In the second task, instead of generating meaningless noise, you will use Perlin noise to implement "fog" that in turn induces DNN misprediction. In this scenario, instead of directly manipulating the noise vectors as you did in the first task, you are to evolve the parameters of Perlin noise to induce misclassification. An example of combining Perlin noise is provided on the Perlin noise package webpage, also presented here for completeness:

import matplotlib.pyplot as plt
from perlin_noise import PerlinNoise

noise1 = PerlinNoise(octaves=3)
noise2 = PerlinNoise(octaves=6)
noise3 = PerlinNoise(octaves=12)
noise4 = PerlinNoise(octaves=24)

xpix, ypix = 100, 100
pic = []
for i in range(xpix):
    row = []
    for j in range(ypix):
        noise_val = noise1([i/xpix, j/ypix])
        noise_val += 0.5 * noise2([i/xpix, j/ypix])
        noise_val += 0.25 * noise3([i/xpix, j/ypix])
        noise_val += 0.125 * noise4([i/xpix, j/ypix])

        row.append(noise_val)
    pic.append(row)

For this task, evolve a list of [(octave, magnitude)] parameters that will be added as above; for example, the representation for the noise in the code above would be [(3, 1), (6, 0.5), (12, 0.25), (24, 0.125)].

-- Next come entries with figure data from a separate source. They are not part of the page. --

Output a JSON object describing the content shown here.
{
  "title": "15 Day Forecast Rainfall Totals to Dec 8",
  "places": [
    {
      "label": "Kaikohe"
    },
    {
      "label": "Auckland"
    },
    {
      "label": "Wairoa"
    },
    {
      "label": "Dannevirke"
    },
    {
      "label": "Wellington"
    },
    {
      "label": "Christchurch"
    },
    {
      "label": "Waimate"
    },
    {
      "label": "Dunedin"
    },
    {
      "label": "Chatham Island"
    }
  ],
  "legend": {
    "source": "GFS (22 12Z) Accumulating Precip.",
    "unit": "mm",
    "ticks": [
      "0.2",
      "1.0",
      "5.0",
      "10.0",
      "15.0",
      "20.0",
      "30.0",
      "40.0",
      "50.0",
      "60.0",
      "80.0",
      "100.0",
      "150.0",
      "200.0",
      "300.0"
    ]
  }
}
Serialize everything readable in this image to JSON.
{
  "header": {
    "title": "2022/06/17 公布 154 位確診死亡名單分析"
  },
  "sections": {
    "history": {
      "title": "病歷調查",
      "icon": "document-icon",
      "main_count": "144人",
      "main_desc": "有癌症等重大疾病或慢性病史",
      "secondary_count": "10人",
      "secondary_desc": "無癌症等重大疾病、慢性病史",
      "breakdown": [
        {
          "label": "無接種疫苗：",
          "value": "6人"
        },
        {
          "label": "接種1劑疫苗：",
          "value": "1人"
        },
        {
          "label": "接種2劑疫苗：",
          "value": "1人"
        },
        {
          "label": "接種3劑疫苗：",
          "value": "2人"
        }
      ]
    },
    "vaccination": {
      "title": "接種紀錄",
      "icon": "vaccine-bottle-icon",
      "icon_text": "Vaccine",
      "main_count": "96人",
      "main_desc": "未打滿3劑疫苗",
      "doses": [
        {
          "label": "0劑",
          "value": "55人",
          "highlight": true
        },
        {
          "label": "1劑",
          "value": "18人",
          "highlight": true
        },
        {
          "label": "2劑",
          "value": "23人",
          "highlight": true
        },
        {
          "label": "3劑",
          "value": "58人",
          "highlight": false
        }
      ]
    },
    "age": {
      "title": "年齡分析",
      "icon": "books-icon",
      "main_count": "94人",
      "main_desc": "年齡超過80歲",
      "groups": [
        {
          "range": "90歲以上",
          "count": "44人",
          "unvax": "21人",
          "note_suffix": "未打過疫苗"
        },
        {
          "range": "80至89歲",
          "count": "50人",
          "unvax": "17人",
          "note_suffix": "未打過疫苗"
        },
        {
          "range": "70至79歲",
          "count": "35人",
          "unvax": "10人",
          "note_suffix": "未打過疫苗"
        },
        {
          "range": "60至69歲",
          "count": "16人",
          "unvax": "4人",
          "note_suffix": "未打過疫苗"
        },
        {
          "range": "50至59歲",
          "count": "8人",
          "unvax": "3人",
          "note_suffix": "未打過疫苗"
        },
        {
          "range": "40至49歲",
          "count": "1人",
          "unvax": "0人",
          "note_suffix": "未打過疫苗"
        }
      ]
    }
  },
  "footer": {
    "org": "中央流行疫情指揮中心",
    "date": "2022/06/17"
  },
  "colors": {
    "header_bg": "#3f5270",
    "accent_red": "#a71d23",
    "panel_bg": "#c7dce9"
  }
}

As we still need some sort of metric to judge how much obscuring the "fog" is doing, the sum of the magnitude parameters is used to evaluate the degree of obscuring. Again, having a "weaker" fog according to this metric and still causing misclassification is the goal.

Deliverables and Report

Based on the contents of your epsilon_ball.py / perlin_fog.py, we will evaluate the $\epsilon$ that your solution achieves on a set of held-out images. Make sure not to change the function interface, as your solution will be automatically graded. Your solution is expected to take three minutes at maximum to generate an adversarial example for epsilon_ball.py on CPU, and five minutes for perlin_fog.py. See grade.py for an example of a grading script. (The actual grading will use the same logic, but will use additional safeguards to prevent tampering of key functions such as the loss function when grading, as well as to deal with timeouts.)

Finally, include a PDF report of your efforts when you are done. In the report, include the following:

  1. A description of the strategies that you used for each of the norms, and whether you felt compelled to use different strategies in each case
  2. The 15 images that you evolved for each seed image and norm, their $\epsilon$ distance from the original image, the 15 raw tensor files generated by get_viz_for (their filenames start with raw_), and the classification results as visualized by the get_viz_for function. For each seed image and norm, include the $\epsilon$ distance from the original image in the report.
  3. (Bonus) The evolved Perlin noise expression, and a visualization of the best foggy images generated.